PERCEPTUAL AND LEXICAL FACTORS IN A CASE OF LETTER-BY-LETTER READING
Doriana Chialant and Alfonso Caramazza
COGNITIVE NEUROPSYCHOLOGY, 1998, 15 (1/2), 167- 201
We report the case of a letter-by-letter reader (MJ) who showed normal processing of single letters and who could normally access the orthographic input lexicon when presented with letter names for aural recognition, or when allowed enough time to process a visually presented letter string . However, MJ showed severe difficulties in simultaneously processing multiple letters and other simple visual stimuli.

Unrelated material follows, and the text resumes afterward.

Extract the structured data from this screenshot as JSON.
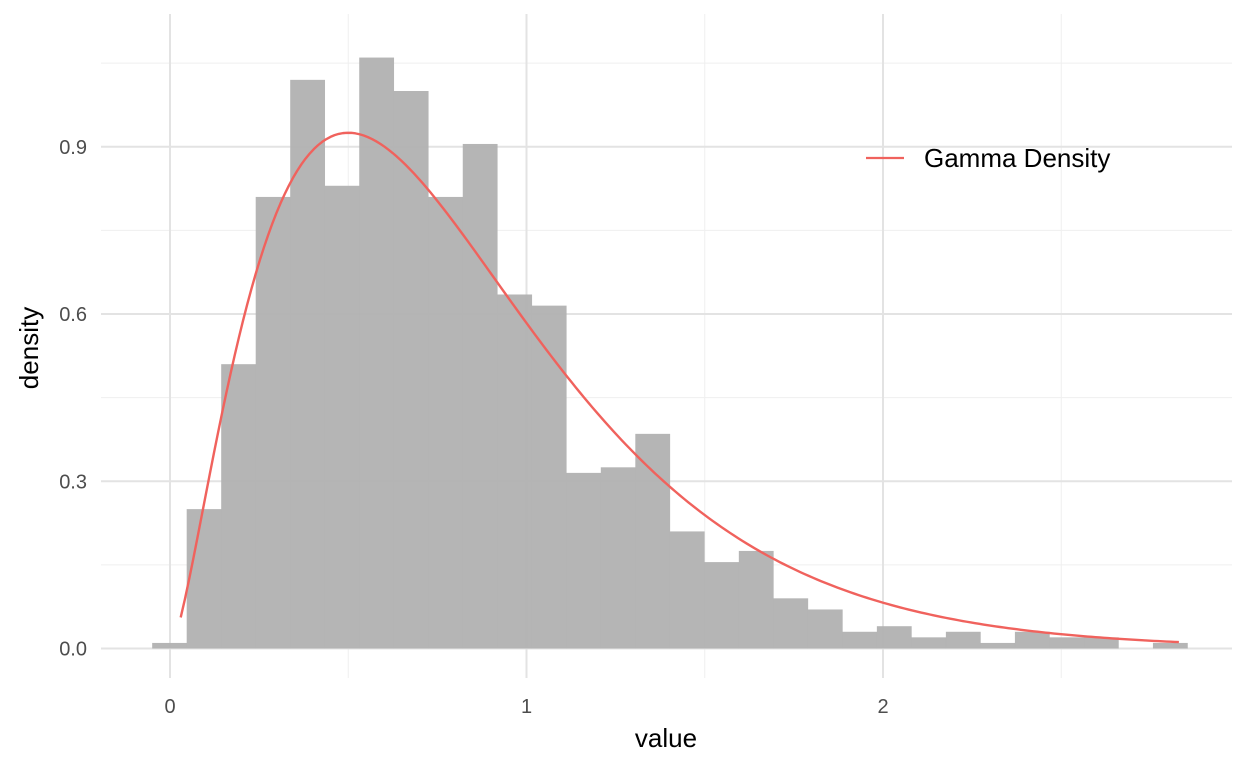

Furthermore, she does not have normal access to lexical orthographic representations and their meanings when stimuli are presented for too brief a time to allow for serial processing of the letter string . We found no evidence of (partial) lexical or semantic access without corresponding recognition of the letters in a word: No signs of implicit reading were observed when the input stimuli were controlled for the relevant visual features; “implicit reading” was only obtained under conditions that allowed sophisticated guessing . This pattern of results is interpreted as indicating that LBL reading (at least in MJ) results from damage to prelexical processing mechanisms.
In MJ’s case, the deficit reflects the degraded transfer of information from a normal visual processing system in the right hemisphere to a normal language processing system in the left hemisphere.